Electron Microscopy Laboratory

Research Highlights

Microstructurally-Enhanced Electronic Transport in Pr-doped SrTiO3 Ceramics

Microstructurally-Enhanced Electronic Transport in Pr-doped SrTiO3 Ceramics

Researchers from the Complex and Advanced Materials Lab at Clemson Univeristy, in collaboration with the Functional Nanomaterials & Devices laboratory at King Abdullah University of Science and Technology (KAUST) reported a novel synthesis strategy to prepare high-performance bulk polycrystalline Pr-doped SrTiO3 thermoelectric ceramics. Upon employing a novel synthesis strategy using spark plasma sintering technique, the grains of bulk polycrystalline Pr-doped SrTiO3 ceramics were enhanced with Pr-rich grain boundaries which improved their thermoelectric properties. Specifically, this morphology resulted in a significant improvement in carrier mobility and the thermoelectric power factor in this broadly functional oxide material.  Led by Professor Terry M. Tritt at Clemson University, the scientific team achieved a large thermoelectric power factor, a measure of the potential of electronic properties of a material for thermoelectric application, of 1.3 Wm–1K 1 at 500 °C (> 70% improvement over the previous reports at this temperature).
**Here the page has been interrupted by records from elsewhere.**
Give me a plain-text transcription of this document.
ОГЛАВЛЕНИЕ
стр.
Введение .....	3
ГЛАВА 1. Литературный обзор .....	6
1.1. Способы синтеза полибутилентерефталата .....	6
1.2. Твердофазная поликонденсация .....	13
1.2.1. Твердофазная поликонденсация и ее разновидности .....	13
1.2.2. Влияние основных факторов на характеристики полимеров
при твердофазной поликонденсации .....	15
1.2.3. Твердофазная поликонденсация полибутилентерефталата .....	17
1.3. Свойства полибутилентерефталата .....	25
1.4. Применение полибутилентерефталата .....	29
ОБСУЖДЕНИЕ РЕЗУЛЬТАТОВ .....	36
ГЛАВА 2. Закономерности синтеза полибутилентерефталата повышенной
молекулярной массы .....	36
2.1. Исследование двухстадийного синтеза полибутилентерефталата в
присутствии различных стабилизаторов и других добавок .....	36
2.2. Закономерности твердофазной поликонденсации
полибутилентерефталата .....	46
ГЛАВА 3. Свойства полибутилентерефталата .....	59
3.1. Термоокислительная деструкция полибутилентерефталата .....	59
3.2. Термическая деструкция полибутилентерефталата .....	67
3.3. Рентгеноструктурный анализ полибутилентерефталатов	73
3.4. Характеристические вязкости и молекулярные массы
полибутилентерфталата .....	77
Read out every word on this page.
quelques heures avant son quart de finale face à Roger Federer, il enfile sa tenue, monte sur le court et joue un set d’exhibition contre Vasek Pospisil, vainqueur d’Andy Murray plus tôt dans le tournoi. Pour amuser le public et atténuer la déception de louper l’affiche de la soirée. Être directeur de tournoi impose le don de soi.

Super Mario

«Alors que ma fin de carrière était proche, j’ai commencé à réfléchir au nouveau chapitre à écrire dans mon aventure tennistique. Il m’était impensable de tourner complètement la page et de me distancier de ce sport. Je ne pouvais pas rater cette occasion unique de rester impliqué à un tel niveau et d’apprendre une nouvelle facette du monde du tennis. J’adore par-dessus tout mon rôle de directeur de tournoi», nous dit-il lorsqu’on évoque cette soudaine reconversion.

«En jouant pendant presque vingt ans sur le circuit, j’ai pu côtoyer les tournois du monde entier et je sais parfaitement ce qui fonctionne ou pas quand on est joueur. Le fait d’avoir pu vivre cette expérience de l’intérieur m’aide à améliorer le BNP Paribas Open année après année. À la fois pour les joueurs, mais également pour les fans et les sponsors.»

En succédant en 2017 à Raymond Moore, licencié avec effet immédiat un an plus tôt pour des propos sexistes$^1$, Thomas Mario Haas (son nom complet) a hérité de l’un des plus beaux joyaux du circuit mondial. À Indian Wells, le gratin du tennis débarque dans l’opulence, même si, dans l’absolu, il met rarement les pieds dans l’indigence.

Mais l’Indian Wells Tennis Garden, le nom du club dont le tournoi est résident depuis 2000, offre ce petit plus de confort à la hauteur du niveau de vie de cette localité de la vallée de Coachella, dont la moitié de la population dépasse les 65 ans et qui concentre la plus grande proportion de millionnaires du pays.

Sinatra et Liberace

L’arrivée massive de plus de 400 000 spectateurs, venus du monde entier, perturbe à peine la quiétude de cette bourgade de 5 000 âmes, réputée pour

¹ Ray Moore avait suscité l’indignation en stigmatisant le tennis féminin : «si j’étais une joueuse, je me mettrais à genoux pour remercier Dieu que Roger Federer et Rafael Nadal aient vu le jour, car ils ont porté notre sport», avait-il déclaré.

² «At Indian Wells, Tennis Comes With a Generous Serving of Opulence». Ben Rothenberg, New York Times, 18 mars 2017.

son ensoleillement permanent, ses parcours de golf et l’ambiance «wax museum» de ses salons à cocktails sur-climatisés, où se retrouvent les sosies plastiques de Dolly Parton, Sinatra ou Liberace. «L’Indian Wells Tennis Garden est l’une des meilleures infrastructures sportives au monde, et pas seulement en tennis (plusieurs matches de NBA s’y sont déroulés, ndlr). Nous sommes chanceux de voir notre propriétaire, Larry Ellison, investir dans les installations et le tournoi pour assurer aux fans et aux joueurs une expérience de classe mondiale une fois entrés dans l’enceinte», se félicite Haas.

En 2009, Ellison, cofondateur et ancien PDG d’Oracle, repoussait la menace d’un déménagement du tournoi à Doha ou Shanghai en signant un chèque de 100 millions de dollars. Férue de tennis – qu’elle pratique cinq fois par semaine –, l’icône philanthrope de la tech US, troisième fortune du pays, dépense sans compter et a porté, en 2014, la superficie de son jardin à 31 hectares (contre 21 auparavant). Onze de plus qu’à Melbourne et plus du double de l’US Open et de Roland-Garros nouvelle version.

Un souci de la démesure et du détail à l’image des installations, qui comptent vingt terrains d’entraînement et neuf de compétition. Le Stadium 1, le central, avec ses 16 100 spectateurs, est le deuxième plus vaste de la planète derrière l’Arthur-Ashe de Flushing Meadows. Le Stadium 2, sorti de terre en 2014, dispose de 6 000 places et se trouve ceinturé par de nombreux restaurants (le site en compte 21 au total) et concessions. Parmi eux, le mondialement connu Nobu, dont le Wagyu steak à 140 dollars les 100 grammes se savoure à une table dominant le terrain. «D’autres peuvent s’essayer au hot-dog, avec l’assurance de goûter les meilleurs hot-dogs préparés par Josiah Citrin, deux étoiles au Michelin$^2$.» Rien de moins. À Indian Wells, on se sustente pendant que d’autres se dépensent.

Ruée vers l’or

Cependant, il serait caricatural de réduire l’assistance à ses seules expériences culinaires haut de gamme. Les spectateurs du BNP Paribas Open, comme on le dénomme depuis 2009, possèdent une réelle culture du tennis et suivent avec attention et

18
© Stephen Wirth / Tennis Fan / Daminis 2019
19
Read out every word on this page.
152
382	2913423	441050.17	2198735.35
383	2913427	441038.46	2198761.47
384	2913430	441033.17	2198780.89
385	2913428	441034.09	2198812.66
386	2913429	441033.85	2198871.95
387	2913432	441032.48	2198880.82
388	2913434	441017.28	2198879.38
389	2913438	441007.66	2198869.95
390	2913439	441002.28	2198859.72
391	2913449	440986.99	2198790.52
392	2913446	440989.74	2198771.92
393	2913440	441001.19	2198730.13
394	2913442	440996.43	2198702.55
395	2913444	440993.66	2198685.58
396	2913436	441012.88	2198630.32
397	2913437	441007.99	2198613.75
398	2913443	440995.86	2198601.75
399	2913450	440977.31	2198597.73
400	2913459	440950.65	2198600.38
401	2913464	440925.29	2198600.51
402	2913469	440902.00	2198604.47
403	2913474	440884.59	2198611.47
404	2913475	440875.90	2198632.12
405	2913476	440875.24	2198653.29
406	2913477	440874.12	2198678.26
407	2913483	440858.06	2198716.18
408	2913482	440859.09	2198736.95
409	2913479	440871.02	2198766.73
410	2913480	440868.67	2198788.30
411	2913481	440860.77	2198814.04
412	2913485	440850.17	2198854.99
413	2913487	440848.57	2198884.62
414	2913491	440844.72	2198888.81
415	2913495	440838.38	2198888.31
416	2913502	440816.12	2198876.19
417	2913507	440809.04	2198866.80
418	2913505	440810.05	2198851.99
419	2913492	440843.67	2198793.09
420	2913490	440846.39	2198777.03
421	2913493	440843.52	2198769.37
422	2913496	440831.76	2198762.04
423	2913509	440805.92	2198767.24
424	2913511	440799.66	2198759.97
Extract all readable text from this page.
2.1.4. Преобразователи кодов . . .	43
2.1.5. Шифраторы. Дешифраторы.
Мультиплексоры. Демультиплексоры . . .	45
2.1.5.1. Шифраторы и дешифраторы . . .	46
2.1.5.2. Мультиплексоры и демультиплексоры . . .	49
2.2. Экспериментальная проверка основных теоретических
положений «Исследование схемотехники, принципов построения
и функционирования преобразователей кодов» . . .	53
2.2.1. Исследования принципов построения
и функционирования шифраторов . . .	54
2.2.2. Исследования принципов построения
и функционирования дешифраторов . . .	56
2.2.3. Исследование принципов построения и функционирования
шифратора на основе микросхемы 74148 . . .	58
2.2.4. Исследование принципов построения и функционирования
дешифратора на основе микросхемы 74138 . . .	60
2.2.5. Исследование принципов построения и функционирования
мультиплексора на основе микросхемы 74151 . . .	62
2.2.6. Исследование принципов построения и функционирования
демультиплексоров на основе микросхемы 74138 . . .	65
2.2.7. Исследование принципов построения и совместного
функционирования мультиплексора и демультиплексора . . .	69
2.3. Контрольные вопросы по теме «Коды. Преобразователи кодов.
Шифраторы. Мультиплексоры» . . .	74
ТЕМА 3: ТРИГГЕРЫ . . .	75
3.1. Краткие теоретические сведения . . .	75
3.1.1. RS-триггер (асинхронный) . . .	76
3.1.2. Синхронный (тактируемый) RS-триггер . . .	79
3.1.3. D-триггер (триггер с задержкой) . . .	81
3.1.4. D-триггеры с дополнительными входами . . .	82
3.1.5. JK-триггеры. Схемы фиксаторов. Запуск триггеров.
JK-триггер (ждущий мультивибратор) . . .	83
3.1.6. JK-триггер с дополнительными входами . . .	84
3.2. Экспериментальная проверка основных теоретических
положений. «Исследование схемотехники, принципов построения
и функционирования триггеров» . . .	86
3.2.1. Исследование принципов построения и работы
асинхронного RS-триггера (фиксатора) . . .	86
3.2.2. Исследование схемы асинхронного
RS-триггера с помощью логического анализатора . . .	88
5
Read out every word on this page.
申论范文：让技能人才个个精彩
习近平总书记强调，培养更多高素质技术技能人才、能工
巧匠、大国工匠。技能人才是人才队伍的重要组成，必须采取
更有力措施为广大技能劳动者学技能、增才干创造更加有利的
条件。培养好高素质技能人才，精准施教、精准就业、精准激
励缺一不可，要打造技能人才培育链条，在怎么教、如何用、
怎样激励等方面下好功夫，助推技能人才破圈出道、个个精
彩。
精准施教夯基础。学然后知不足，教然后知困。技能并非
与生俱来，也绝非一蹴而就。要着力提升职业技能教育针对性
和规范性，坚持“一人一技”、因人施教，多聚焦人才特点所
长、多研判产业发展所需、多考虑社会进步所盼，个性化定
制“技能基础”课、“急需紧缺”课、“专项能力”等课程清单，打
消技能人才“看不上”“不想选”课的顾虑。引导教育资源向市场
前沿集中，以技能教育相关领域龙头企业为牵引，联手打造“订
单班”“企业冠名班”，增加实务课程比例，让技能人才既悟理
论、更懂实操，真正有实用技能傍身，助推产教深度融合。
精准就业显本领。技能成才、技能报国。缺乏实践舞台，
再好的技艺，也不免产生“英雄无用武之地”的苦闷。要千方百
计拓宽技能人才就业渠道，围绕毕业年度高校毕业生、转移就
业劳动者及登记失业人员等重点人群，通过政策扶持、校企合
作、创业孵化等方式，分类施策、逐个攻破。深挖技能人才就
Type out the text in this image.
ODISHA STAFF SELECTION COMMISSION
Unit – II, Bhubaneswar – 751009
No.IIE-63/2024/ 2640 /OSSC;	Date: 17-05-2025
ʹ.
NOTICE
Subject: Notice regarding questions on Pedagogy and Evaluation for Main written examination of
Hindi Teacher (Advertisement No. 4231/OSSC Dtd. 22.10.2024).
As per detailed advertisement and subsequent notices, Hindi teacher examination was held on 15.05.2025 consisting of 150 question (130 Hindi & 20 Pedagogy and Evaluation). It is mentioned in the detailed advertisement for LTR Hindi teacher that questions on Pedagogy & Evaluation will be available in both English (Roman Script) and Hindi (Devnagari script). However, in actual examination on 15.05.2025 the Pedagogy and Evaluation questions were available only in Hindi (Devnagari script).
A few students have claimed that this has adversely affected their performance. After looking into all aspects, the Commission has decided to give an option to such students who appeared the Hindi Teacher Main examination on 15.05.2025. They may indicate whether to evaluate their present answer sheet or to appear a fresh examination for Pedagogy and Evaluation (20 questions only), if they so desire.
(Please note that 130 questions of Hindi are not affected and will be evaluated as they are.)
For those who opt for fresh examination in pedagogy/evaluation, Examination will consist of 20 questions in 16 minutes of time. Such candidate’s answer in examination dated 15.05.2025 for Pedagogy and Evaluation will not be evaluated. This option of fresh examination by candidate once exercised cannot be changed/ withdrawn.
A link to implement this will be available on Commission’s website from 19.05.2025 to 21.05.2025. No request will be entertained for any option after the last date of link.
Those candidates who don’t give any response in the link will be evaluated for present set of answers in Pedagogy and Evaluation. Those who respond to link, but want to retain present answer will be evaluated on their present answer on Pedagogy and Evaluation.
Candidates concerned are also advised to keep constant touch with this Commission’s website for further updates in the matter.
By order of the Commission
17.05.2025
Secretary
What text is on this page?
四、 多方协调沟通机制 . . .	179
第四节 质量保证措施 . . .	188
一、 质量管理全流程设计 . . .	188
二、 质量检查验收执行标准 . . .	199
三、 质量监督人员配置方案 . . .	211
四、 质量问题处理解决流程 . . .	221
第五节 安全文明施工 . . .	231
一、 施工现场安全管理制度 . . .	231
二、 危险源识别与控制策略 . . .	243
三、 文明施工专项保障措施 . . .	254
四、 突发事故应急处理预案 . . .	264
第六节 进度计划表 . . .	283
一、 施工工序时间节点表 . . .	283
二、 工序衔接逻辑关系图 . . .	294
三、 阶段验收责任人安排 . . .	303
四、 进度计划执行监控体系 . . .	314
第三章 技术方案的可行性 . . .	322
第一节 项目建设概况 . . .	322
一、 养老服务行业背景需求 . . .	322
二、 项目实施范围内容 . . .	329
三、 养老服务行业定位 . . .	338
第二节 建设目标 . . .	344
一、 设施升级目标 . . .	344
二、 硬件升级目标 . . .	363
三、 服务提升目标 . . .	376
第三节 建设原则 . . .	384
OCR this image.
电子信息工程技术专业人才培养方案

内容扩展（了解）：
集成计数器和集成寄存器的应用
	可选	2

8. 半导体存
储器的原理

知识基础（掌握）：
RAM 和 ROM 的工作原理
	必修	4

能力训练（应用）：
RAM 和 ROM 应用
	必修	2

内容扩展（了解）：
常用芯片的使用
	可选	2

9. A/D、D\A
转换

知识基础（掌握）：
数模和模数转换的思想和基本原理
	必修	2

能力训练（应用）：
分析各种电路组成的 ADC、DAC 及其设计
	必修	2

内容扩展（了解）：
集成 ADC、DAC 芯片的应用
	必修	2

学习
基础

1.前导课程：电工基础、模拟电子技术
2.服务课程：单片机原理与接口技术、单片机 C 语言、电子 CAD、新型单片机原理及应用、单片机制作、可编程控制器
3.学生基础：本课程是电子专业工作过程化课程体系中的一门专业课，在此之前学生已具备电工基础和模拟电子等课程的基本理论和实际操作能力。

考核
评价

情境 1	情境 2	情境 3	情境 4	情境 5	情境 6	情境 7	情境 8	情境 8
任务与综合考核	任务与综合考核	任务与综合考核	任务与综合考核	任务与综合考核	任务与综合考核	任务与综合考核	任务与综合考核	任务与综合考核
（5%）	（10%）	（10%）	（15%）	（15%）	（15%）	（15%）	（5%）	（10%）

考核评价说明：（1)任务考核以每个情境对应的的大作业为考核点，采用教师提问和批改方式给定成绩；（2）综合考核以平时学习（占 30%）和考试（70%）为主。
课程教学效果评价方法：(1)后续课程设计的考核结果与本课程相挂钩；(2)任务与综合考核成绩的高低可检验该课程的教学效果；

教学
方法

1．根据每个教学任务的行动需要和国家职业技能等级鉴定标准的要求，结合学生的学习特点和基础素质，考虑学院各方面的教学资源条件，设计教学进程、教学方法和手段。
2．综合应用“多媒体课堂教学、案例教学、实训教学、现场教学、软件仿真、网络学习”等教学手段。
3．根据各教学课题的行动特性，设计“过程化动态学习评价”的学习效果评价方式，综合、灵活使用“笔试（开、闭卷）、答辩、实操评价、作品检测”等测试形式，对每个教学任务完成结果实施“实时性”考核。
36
This work provides new directions to higher performance oxide thermoelectrics as well as possibly other properties and applications of this broadly functional perovskite material.

Reference

Arash Mehdizadeh Dehkordi, Sriparna Bhattacharya, Taghi Darroudi, Jennifer W. Graff, Udo Schwingenschlögl, Husam N. Alshareef, and Terry M. Tritt, “Large Thermoelectric Power Factor in Pr-Doped SrTiO3−δ Ceramics via Grain-Boundary-Induced Mobility Enhancement”, Chem. Mater. 201426, 2478–2485

Acknowledgment

The funding for this project is provided by the Faculty Initiated Collaboration (FIC) competitive grant from KAUST.